Remember this time last year – before Uber-Wellington was killed by overwhelming resistance from suspicious voters. Our ‘betters’ were deriding the instinct that empire building, not democracy, was the motive for bigger, more remote Councils. The Local Government Commission was still peddling claims they must have known were dodgy on how much more efficient big local government would be.
An ‘efficiency’ goody we missed out on was consolidation of ‘fragmented’ computer systems.
Bernard Orsman in the Herald tells us how that is going for Auckland, after spending of $1.24bn. At one stage it was going to save money, despite estimated transition costs of $600m.
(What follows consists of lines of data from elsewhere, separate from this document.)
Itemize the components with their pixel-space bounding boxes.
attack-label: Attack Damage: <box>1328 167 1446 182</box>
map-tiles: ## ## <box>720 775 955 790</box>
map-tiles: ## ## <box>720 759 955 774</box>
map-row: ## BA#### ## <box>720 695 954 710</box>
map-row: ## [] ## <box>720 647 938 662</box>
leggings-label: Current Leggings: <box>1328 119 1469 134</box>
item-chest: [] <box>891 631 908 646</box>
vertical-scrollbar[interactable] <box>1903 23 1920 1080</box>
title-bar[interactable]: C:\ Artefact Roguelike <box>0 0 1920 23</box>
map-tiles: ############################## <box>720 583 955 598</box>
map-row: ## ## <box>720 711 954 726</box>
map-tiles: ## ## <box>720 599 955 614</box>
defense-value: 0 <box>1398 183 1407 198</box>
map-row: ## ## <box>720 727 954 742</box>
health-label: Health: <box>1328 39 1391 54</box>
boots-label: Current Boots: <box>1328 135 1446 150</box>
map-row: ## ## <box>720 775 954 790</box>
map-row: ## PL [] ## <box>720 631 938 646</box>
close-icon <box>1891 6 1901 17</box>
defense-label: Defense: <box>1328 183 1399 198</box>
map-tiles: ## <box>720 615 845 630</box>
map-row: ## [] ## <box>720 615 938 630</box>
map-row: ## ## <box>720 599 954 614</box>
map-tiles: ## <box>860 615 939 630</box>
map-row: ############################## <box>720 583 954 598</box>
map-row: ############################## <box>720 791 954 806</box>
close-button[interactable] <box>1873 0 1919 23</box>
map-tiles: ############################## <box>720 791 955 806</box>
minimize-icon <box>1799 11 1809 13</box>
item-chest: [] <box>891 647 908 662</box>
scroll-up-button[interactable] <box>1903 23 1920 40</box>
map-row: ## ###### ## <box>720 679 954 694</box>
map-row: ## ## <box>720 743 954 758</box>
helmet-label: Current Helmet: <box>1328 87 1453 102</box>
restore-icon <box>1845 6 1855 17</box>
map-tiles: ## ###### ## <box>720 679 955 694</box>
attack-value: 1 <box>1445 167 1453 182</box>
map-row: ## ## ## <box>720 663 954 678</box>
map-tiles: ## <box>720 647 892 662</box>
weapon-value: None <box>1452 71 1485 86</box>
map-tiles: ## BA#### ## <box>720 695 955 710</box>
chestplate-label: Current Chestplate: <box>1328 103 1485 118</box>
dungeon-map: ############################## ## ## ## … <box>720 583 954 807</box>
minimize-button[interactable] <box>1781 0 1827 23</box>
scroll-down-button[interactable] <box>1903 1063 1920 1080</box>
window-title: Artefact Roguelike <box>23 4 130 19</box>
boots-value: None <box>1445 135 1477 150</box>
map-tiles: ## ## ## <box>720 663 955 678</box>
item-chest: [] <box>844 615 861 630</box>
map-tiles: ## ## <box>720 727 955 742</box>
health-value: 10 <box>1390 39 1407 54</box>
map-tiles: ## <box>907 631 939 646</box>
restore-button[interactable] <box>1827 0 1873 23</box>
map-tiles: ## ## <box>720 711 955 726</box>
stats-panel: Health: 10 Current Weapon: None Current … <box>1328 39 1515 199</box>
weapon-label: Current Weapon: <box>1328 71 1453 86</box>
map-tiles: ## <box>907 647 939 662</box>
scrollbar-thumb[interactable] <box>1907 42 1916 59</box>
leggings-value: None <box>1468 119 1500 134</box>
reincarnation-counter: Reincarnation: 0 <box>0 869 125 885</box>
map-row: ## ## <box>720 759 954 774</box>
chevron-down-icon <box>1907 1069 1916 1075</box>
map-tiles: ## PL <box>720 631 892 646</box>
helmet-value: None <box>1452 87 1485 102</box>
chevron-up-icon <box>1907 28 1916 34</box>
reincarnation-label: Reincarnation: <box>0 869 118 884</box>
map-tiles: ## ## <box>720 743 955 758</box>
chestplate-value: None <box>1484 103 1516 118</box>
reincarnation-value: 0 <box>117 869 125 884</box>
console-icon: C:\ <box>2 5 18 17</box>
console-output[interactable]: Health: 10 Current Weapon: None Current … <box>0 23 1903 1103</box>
Now it seems Aucklanders have to be satisfied that some day they will have the huge benefit of being able to use the same system across Auckland, for example to hire their local hall.
No one has ever explained who, other than a compulsive tidier, thinks it a benefit that everyone across a region must use the same processes and systems, when they rarely, if ever, want or need to use more than the nearest.
Orsman’s report does not make clear how much of that $1.24bn since 2010 would have been spent without supercity amalgamation. But I’m reliably told that the cost for Auckland local government IT recently has been around $165 per annum per person. Not much, you think – a couple of cups of coffee per week per ratepayer. Possibly worthwhile if dealing with the Council is 10x quicker than before, or elsewhere.
But that compares with less than 50c per week ($24 per year per person) for a typical Wellington local authority. One of those Councils the LGC considers to be too small to be efficient and effective. Oddly it has extremely high ratepayer satisfaction ratings. I can’t find a comparable period measure for Auckland, but I venture that will be much higher than Auckland’s.
I hope the Local Government Commission is finding out why Auckland IT costs (even ignoring capital spend) 7x per person what a well run small Council incurs. The LGC believed in massive economies of scale. Where have they gone?
This is not a surprise to those who looked at evidence of local government costs from around the world, instead of slogans.
But I have to confess to thinking it would improve Wellington to see the drongo Councillors of Upper Hutt absorbed by a bigger neighbour. Mayor Guppy’s eloquent embarrassment saves them, and then I remembered Wellington Council’s pride in voting to be “Nuclear Free” and similar absurdities.